Una mujer con alas de ángel y un body painting de la bandera palestina corre a través de Central Park mientras un grupo de policías de diferentes etnias la persigue a lo Benny Hill (sin cámara rápida). La gente, también de diferentes orígenes, ni siquiera mira la persecución. Al final, la chica parece acorralada, pero desaparece justo cuando sus enemigos se le arrojan encima. Esta y otras breves licencias para la fantasía no son moneda corriente en De repente, el paraíso, film del palestino con ciudadanía israelí Elia Suleiman, pero representan las metáforas más concretas de su silenciosa narrativa en forma de viñetas.

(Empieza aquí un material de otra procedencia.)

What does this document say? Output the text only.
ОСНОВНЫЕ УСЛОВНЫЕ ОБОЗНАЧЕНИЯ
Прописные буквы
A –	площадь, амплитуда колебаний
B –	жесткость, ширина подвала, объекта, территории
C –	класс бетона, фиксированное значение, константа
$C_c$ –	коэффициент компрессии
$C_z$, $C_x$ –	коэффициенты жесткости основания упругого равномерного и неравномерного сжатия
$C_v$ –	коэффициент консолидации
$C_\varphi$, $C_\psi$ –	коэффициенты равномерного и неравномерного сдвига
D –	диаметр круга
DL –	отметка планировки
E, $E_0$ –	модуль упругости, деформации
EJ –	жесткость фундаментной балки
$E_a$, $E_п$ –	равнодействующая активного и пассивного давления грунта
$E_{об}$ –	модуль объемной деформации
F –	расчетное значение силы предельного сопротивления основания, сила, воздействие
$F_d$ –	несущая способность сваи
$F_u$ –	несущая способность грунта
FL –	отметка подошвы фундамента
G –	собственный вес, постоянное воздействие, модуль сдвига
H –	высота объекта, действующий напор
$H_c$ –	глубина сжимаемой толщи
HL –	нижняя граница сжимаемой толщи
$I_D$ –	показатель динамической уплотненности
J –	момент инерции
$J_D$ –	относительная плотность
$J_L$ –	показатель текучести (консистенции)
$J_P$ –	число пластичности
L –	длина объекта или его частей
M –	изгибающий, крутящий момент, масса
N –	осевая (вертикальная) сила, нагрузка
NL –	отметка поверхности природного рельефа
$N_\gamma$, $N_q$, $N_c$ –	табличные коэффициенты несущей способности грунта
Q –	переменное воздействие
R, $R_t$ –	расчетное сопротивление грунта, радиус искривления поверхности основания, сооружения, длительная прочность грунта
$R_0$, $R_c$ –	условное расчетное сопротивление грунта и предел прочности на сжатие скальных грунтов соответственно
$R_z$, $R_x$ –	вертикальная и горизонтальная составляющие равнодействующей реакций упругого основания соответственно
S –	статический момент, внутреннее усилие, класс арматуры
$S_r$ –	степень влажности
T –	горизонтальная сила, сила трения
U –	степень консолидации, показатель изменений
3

Dentro de una autoparodia y un canto a las situaciones absurdas y casi surrealistas que naturalizamos, Suleiman es un observador ultrapasivo, solitario. Apenas reacciona a las historias inverosímiles que le cuentan, pasajes continuados de violencia y opresión o eventos que parecen a punto de mandarlo al otro mundo. Y Suleiman hace de sí mismo, un director que, precisamente, está filmando “De repente, el paraíso” (o “El paraíso puede esperar”, según Gael García Bernal, quien acompaña a su amigo palestino en una de las escenas más simpáticas) como una comedia sobre la paz en el Medio Oriente.
¿Cuál es el momento para reírse en esta (meta) comedia? Prácticamente plana en su mecánica, la historia aspira a otra cosa, hecha diálogo en una visita del director a un productor francés: “Esto no es suficientemente palestino porque podría pasar en cualquier parte del mundo”. París y Nueva York (léase: el mundo occidental) son esos sitios donde la cultura palestina encuentra su extensión.
Suleiman presenta una poesía con altibajos que, aun así, se reconcilia con la esperanza: el paraíso es donde, de pronto, todos podemos hallar nuestro reflejo. Incómodo, sí, pero también necesario.